In the Falklands, a major operation to disrupt the Argentinean forces was hatched, in which Mr Gow would play a key role.

“My squadron was tasked to attack mainland Argentina, and we were attempting to take out their planes.

“The plan was to land by C130 on the airfield and then disperse, blow up the planes, kill the pilots, just cause as much damage as we could, steal trucks and drive over the border to Chile.”

But the plan was frustrated at the eleventh hour, when, sat on the runway about to take off, the mission had to be called off because a new off-shore radar installation had been built by the Argentines and the Royal Air Force was not satisfied it could be avoided.

He was then to take part in the first operational large-scale parachute jump since the Suez crisis, landing on the Falklands ahead of the surrender of Port Stanley.

But he argues that the most serious combat he ever saw was in Mozambique. “We did four months of intense operations. We lost four people, I got shot in the leg, and by body count we killed about 67.”

And killing was an inevitable part of a career in special forces, and something about which he is regularly asked when people pluck up the courage to enquire.

He estimates his own grim tally to be around 27, but “soldiers don’t think about killing in the same way normal people do.

“I killed quite a lot of people in my career, and I’ve had the flashbacks about it. But soldiers feel a certain satisfaction when it’s a case of ‘I’m alive and he’s dead’.

“The killing was just part of the job but I found combat intoxicating, almost addictive.

“It’s the adrenalin of facing a man with a gun, and you have a gun, and you come out alive. At the time when you come out of combat, everything is clearer and brighter, you enjoy things more.

“The rush wears off and you don’t get a rush like it from anything else. A lot of guys from the Regiment, when they finish their time, they go off looking for other wars.”

The next conflict Mr Gow was to find himself in was the struggle in Northern Ireland, engaging in several major gun battles, and one mission that he demanded remain off the record before revealing it privately.

Later, “needing a career that would take me into my 50s, and not wanting to be a 42-year-old bodyguard standing outside some rich Arab’s hotel room”, Mr Gow joined the Royal Ulster Constabulary.

It was in this service that, despite his highly dangerous career beforehand, he came closest to death, being thrown through the windscreen of his vehicle and left unable to walk for nearly two years.
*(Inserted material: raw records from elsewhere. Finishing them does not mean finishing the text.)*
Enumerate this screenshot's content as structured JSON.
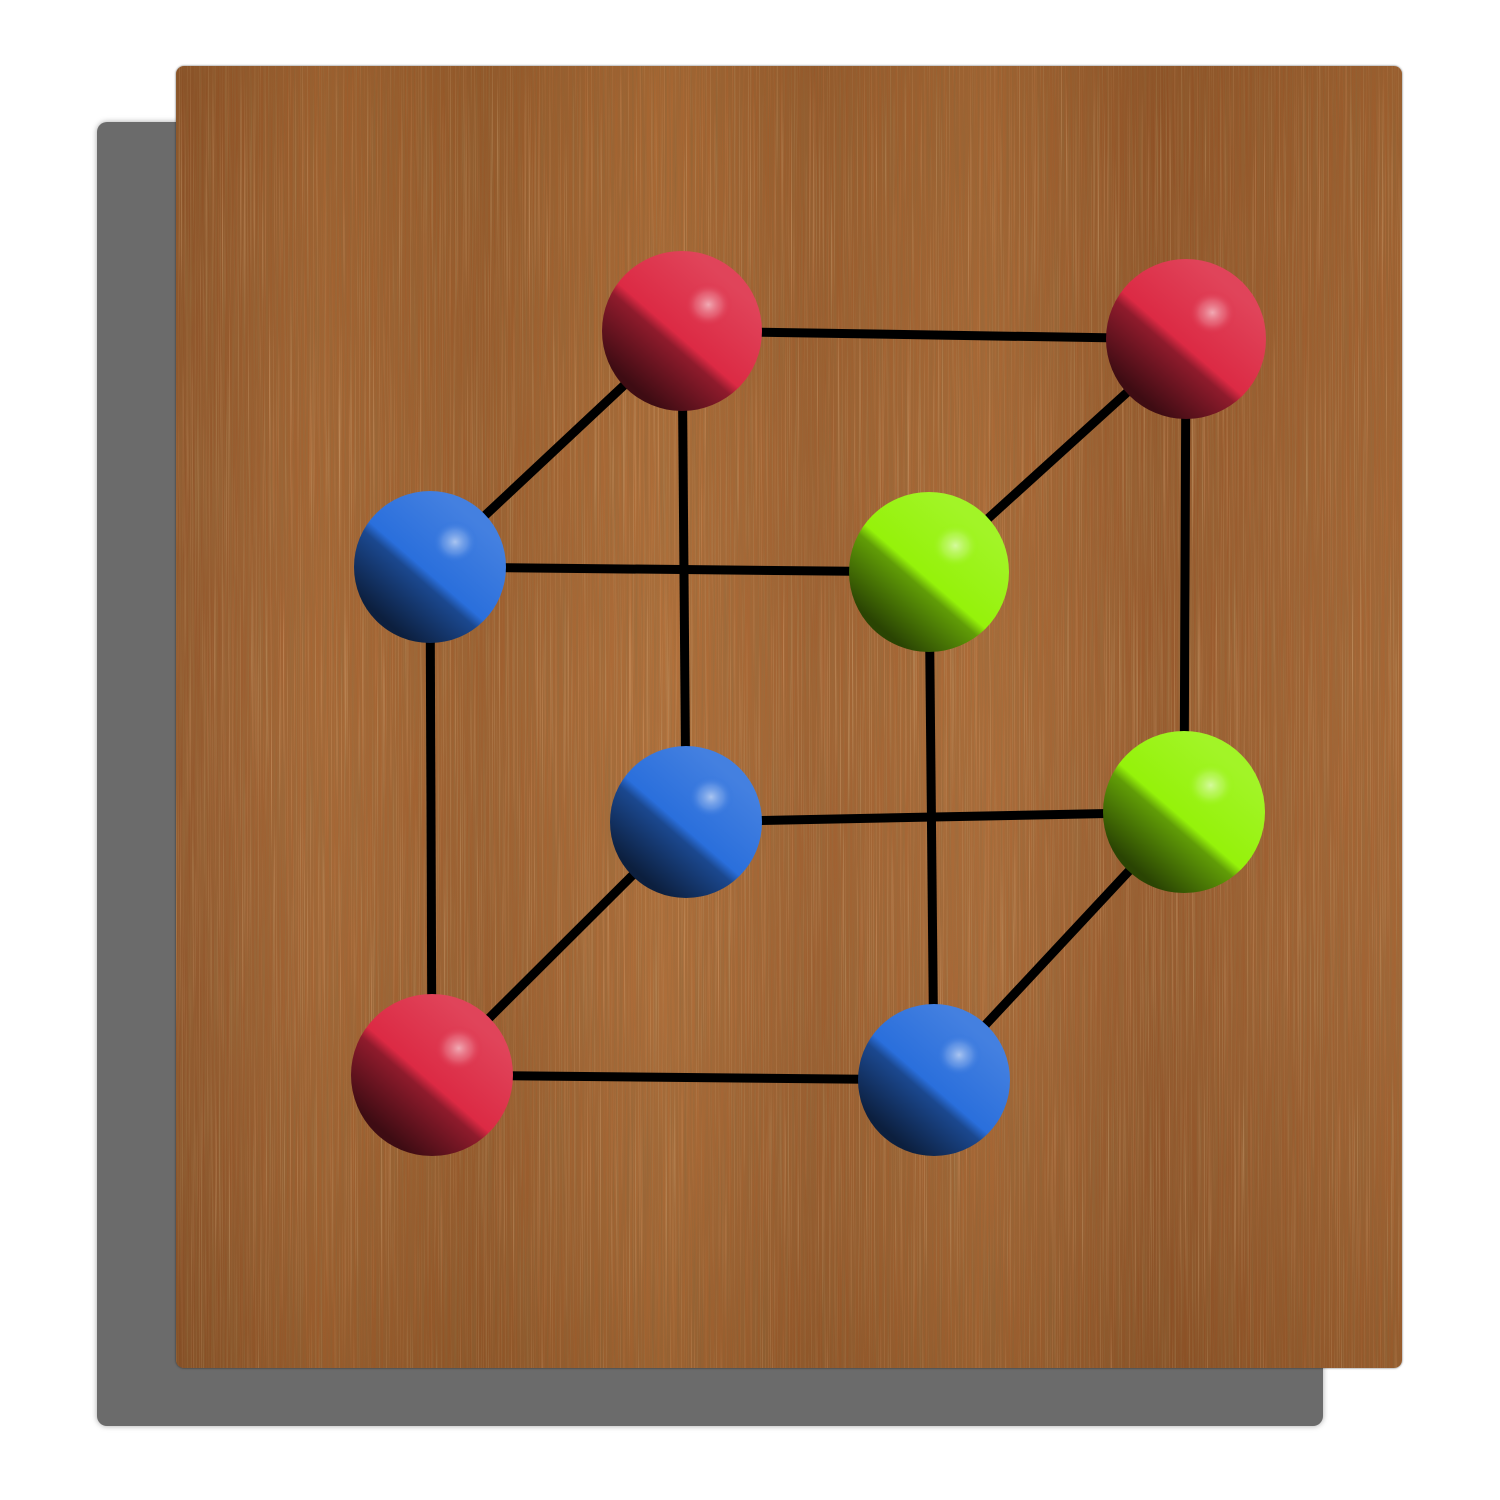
{
  "board": {
    "shadow_color": "#6b6b6b",
    "wood_base_color": "#9a5a2a",
    "wood_light_color": "#c07a3e",
    "wood_dark_color": "#6e3a18"
  },
  "puzzle": {
    "line_color": "#000000",
    "ball_colors": {
      "red": "#dc2a44",
      "blue": "#2a6fdc",
      "green": "#95f20a"
    },
    "nodes": [
      {
        "id": "back-top-left",
        "color": "red"
      },
      {
        "id": "back-top-right",
        "color": "red"
      },
      {
        "id": "front-top-left",
        "color": "blue"
      },
      {
        "id": "front-top-right",
        "color": "green"
      },
      {
        "id": "back-bottom-left",
        "color": "blue"
      },
      {
        "id": "back-bottom-right",
        "color": "green"
      },
      {
        "id": "front-bottom-left",
        "color": "red"
      },
      {
        "id": "front-bottom-right",
        "color": "blue"
      }
    ],
    "edges": [
      [
        "back-top-left",
        "back-top-right"
      ],
      [
        "back-top-left",
        "front-top-left"
      ],
      [
        "back-top-left",
        "back-bottom-left"
      ],
      [
        "back-top-right",
        "front-top-right"
      ],
      [
        "back-top-right",
        "back-bottom-right"
      ],
      [
        "front-top-left",
        "front-top-right"
      ],
      [
        "front-top-left",
        "front-bottom-left"
      ],
      [
        "front-top-right",
        "front-bottom-right"
      ],
      [
        "back-bottom-left",
        "back-bottom-right"
      ],
      [
        "back-bottom-left",
        "front-bottom-left"
      ],
      [
        "back-bottom-right",
        "front-bottom-right"
      ],
      [
        "front-bottom-left",
        "front-bottom-right"
      ]
    ]
  }
}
It was at this time, “as therapy”, he wrote and had published a novel, Double Kill, and began the study of law that would take him on to become a barrister. But, it was at the age of 42, after studying at Leeds university and waiting to go on to train for the bar, that he received a phone call from famed SAS author Andy McNabb’s agent, who persuaded him to write his autobiography.
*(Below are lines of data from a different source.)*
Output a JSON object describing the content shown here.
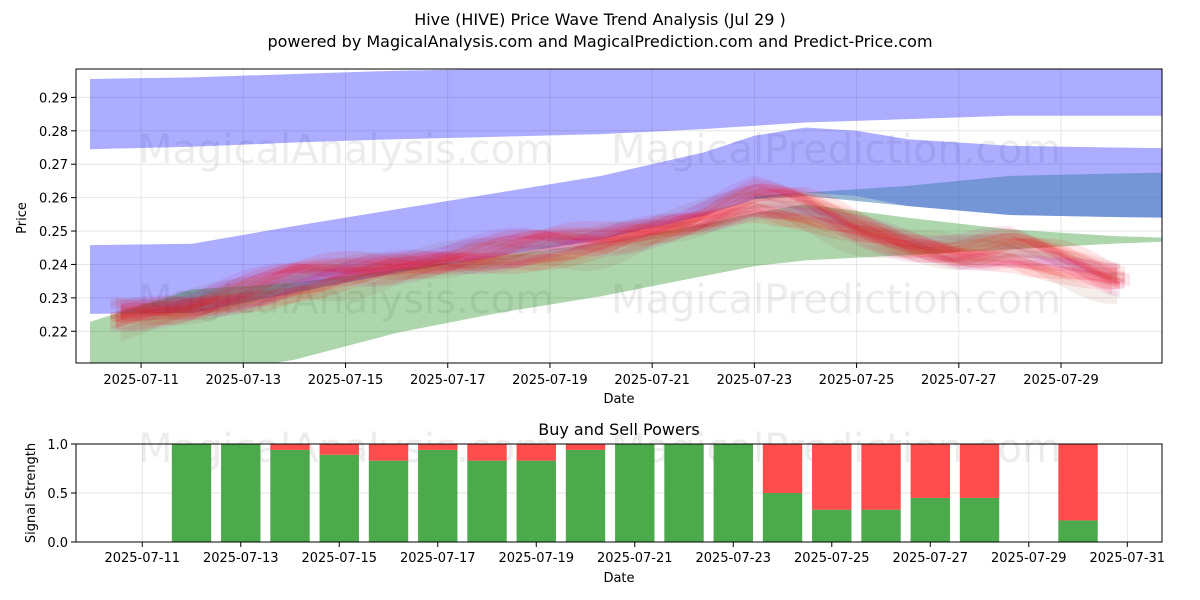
{
  "header": {
    "title": "Hive (HIVE) Price Wave Trend Analysis (Jul 29 )",
    "subtitle": "powered by MagicalAnalysis.com and MagicalPrediction.com and Predict-Price.com"
  },
  "watermarks": [
    "MagicalAnalysis.com",
    "MagicalPrediction.com"
  ],
  "colors": {
    "blue_band": "#0000ff",
    "green_band": "#008000",
    "steel_band": "#4682b4",
    "wave_red": "#ff0000",
    "wave_magenta": "#c71585",
    "wave_brown": "#a0522d",
    "buy": "#4caa4c",
    "sell": "#ff4c4c",
    "grid": "#e6e6e6"
  },
  "chart_data": [
    {
      "type": "area",
      "title": "",
      "xlabel": "Date",
      "ylabel": "Price",
      "x_dates": [
        "2025-07-10",
        "2025-07-12",
        "2025-07-14",
        "2025-07-16",
        "2025-07-18",
        "2025-07-20",
        "2025-07-22",
        "2025-07-23",
        "2025-07-24",
        "2025-07-25",
        "2025-07-26",
        "2025-07-28",
        "2025-07-30",
        "2025-07-31"
      ],
      "xticks": [
        "2025-07-11",
        "2025-07-13",
        "2025-07-15",
        "2025-07-17",
        "2025-07-19",
        "2025-07-21",
        "2025-07-23",
        "2025-07-25",
        "2025-07-27",
        "2025-07-29"
      ],
      "yticks": [
        0.22,
        0.23,
        0.24,
        0.25,
        0.26,
        0.27,
        0.28,
        0.29
      ],
      "ylim": [
        0.2105,
        0.2985
      ],
      "xlim": [
        "2025-07-10",
        "2025-07-31"
      ],
      "grid": true,
      "bands": [
        {
          "name": "upper blue band",
          "color": "#0000ff",
          "x": [
            "2025-07-10",
            "2025-07-12",
            "2025-07-14",
            "2025-07-16",
            "2025-07-18",
            "2025-07-20",
            "2025-07-22",
            "2025-07-24",
            "2025-07-26",
            "2025-07-28",
            "2025-07-30",
            "2025-07-31"
          ],
          "upper": [
            0.2955,
            0.296,
            0.297,
            0.298,
            0.2985,
            0.2985,
            0.2985,
            0.2985,
            0.2985,
            0.2985,
            0.2985,
            0.2985
          ],
          "lower": [
            0.2745,
            0.2752,
            0.2765,
            0.2775,
            0.2782,
            0.279,
            0.2805,
            0.2825,
            0.2835,
            0.2845,
            0.2845,
            0.2845
          ]
        },
        {
          "name": "middle blue band",
          "color": "#0000ff",
          "x": [
            "2025-07-10",
            "2025-07-12",
            "2025-07-14",
            "2025-07-16",
            "2025-07-18",
            "2025-07-20",
            "2025-07-22",
            "2025-07-23",
            "2025-07-24",
            "2025-07-25",
            "2025-07-26",
            "2025-07-28",
            "2025-07-30",
            "2025-07-31"
          ],
          "upper": [
            0.2458,
            0.2462,
            0.2515,
            0.2565,
            0.2615,
            0.2665,
            0.2735,
            0.2785,
            0.281,
            0.28,
            0.2775,
            0.2755,
            0.275,
            0.2748
          ],
          "lower": [
            0.2252,
            0.2255,
            0.2315,
            0.2375,
            0.2425,
            0.2475,
            0.2545,
            0.2595,
            0.2615,
            0.2605,
            0.2575,
            0.2548,
            0.2542,
            0.254
          ]
        },
        {
          "name": "green band",
          "color": "#008000",
          "x": [
            "2025-07-10",
            "2025-07-12",
            "2025-07-14",
            "2025-07-16",
            "2025-07-18",
            "2025-07-20",
            "2025-07-22",
            "2025-07-23",
            "2025-07-24",
            "2025-07-26",
            "2025-07-28",
            "2025-07-30",
            "2025-07-31"
          ],
          "upper": [
            0.2228,
            0.2325,
            0.2345,
            0.2385,
            0.2425,
            0.2465,
            0.252,
            0.2555,
            0.258,
            0.254,
            0.2505,
            0.2485,
            0.248
          ],
          "lower": [
            0.1972,
            0.2065,
            0.2115,
            0.2195,
            0.2255,
            0.2305,
            0.2365,
            0.2395,
            0.2412,
            0.2428,
            0.2445,
            0.2462,
            0.2468
          ]
        },
        {
          "name": "steel band",
          "color": "#4682b4",
          "x": [
            "2025-07-23",
            "2025-07-24",
            "2025-07-26",
            "2025-07-28",
            "2025-07-30",
            "2025-07-31"
          ],
          "upper": [
            0.2605,
            0.2615,
            0.2635,
            0.2665,
            0.2672,
            0.2675
          ],
          "lower": [
            0.2595,
            0.2605,
            0.2575,
            0.2548,
            0.2542,
            0.254
          ]
        }
      ],
      "wave_center": {
        "x": [
          "2025-07-10",
          "2025-07-12",
          "2025-07-14",
          "2025-07-16",
          "2025-07-18",
          "2025-07-20",
          "2025-07-22",
          "2025-07-23",
          "2025-07-24",
          "2025-07-25",
          "2025-07-26",
          "2025-07-27",
          "2025-07-28",
          "2025-07-29",
          "2025-07-30"
        ],
        "y": [
          0.2235,
          0.2275,
          0.235,
          0.2395,
          0.2435,
          0.2465,
          0.254,
          0.2595,
          0.2565,
          0.2505,
          0.246,
          0.2435,
          0.2445,
          0.2405,
          0.2355
        ]
      }
    },
    {
      "type": "bar",
      "title": "Buy and Sell Powers",
      "xlabel": "Date",
      "ylabel": "Signal Strength",
      "categories": [
        "2025-07-12",
        "2025-07-13",
        "2025-07-14",
        "2025-07-15",
        "2025-07-16",
        "2025-07-17",
        "2025-07-18",
        "2025-07-19",
        "2025-07-20",
        "2025-07-21",
        "2025-07-22",
        "2025-07-23",
        "2025-07-24",
        "2025-07-25",
        "2025-07-26",
        "2025-07-27",
        "2025-07-28",
        "2025-07-30"
      ],
      "series": [
        {
          "name": "Buy",
          "values": [
            1.0,
            1.0,
            0.94,
            0.89,
            0.83,
            0.94,
            0.83,
            0.83,
            0.94,
            1.0,
            1.0,
            1.0,
            0.5,
            0.33,
            0.33,
            0.45,
            0.45,
            0.22
          ]
        },
        {
          "name": "Sell",
          "values": [
            0.0,
            0.0,
            0.06,
            0.11,
            0.17,
            0.06,
            0.17,
            0.17,
            0.06,
            0.0,
            0.0,
            0.0,
            0.5,
            0.67,
            0.67,
            0.55,
            0.55,
            0.78
          ]
        }
      ],
      "xticks": [
        "2025-07-11",
        "2025-07-13",
        "2025-07-15",
        "2025-07-17",
        "2025-07-19",
        "2025-07-21",
        "2025-07-23",
        "2025-07-25",
        "2025-07-27",
        "2025-07-29",
        "2025-07-31"
      ],
      "yticks": [
        "0.0",
        "0.5",
        "1.0"
      ],
      "ylim": [
        0,
        1
      ],
      "xlim": [
        "2025-07-10",
        "2025-07-31"
      ],
      "grid": true
    }
  ]
}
Killing Zone, written under his first and middle names, Harry McCallion, went on to be a bestseller, and made him “quite a lot of money”.

But he said despite the variety of his career, becoming a barrister was the best thing he ever did.
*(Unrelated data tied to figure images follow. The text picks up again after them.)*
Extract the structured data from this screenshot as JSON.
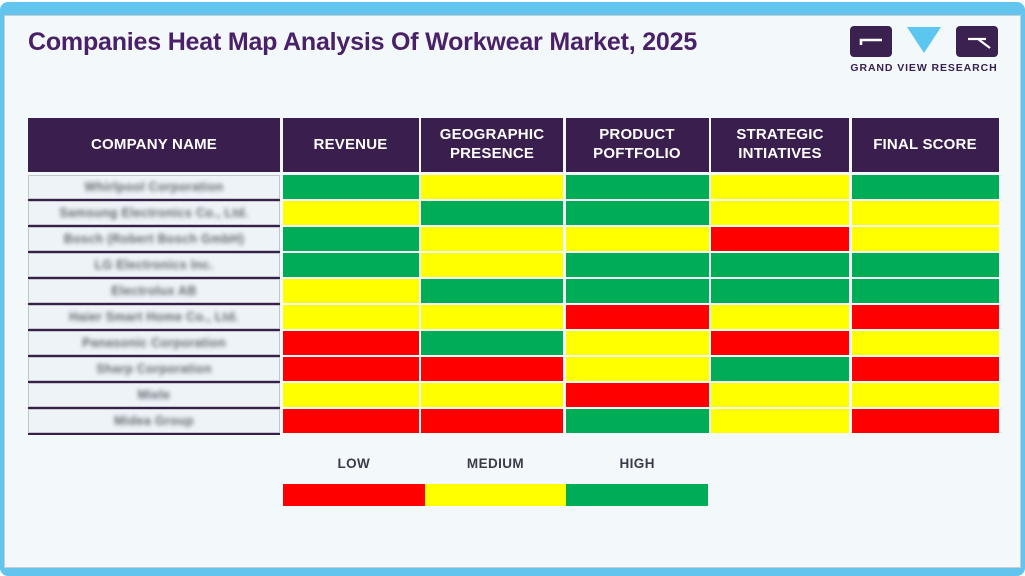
{
  "logo": {
    "brand": "GRAND VIEW RESEARCH"
  },
  "colors": {
    "low": "#FF0000",
    "medium": "#FFFF00",
    "high": "#00AC55",
    "header_bg": "#3A1E4E",
    "accent_blue": "#63C4EE",
    "title_text": "#4A2168",
    "separator_purple": "#3A1E4E"
  },
  "chart_data": {
    "type": "heatmap",
    "title": "Companies Heat Map Analysis Of Workwear Market, 2025",
    "columns": [
      "COMPANY NAME",
      "REVENUE",
      "GEOGRAPHIC PRESENCE",
      "PRODUCT POFTFOLIO",
      "STRATEGIC INTIATIVES",
      "FINAL SCORE"
    ],
    "value_scale": {
      "low": "LOW",
      "medium": "MEDIUM",
      "high": "HIGH"
    },
    "company_names_blurred_in_source": true,
    "rows": [
      {
        "company": "Whirlpool Corporation",
        "values": [
          "high",
          "medium",
          "high",
          "medium",
          "high"
        ]
      },
      {
        "company": "Samsung Electronics Co., Ltd.",
        "values": [
          "medium",
          "high",
          "high",
          "medium",
          "medium"
        ]
      },
      {
        "company": "Bosch (Robert Bosch GmbH)",
        "values": [
          "high",
          "medium",
          "medium",
          "low",
          "medium"
        ]
      },
      {
        "company": "LG Electronics Inc.",
        "values": [
          "high",
          "medium",
          "high",
          "high",
          "high"
        ]
      },
      {
        "company": "Electrolux AB",
        "values": [
          "medium",
          "high",
          "high",
          "high",
          "high"
        ]
      },
      {
        "company": "Haier Smart Home Co., Ltd.",
        "values": [
          "medium",
          "medium",
          "low",
          "medium",
          "low"
        ]
      },
      {
        "company": "Panasonic Corporation",
        "values": [
          "low",
          "high",
          "medium",
          "low",
          "medium"
        ]
      },
      {
        "company": "Sharp Corporation",
        "values": [
          "low",
          "low",
          "medium",
          "high",
          "low"
        ]
      },
      {
        "company": "Miele",
        "values": [
          "medium",
          "medium",
          "low",
          "medium",
          "medium"
        ]
      },
      {
        "company": "Midea Group",
        "values": [
          "low",
          "low",
          "high",
          "medium",
          "low"
        ]
      }
    ],
    "legend": [
      {
        "label": "LOW",
        "color": "#FF0000"
      },
      {
        "label": "MEDIUM",
        "color": "#FFFF00"
      },
      {
        "label": "HIGH",
        "color": "#00AC55"
      }
    ],
    "legend_position": "bottom"
  }
}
“I love being a barrister every day, I love the challenge of it. We’re a small chambers that has managed to buck the trend to get bigger and bigger.

“And I must say Liverpool is one of the friendliest and warmest places I’ve ever been, and I’m never more happy than when I’m here.”

So, what aspects of his previous professions have best equipped him to practise law in Liverpool? “I don’t think the attributes are necessarily transferable, but one thing is obviously discipline. And tenacity and aggression.

“I couldn’t have done the work I did as a soldier without aggression, and I’m still aggressive in my advocacy, but I’ve had to temper it a bit.”

Surely, considering his incredible and professionally violent careers, an understatement if ever there was one.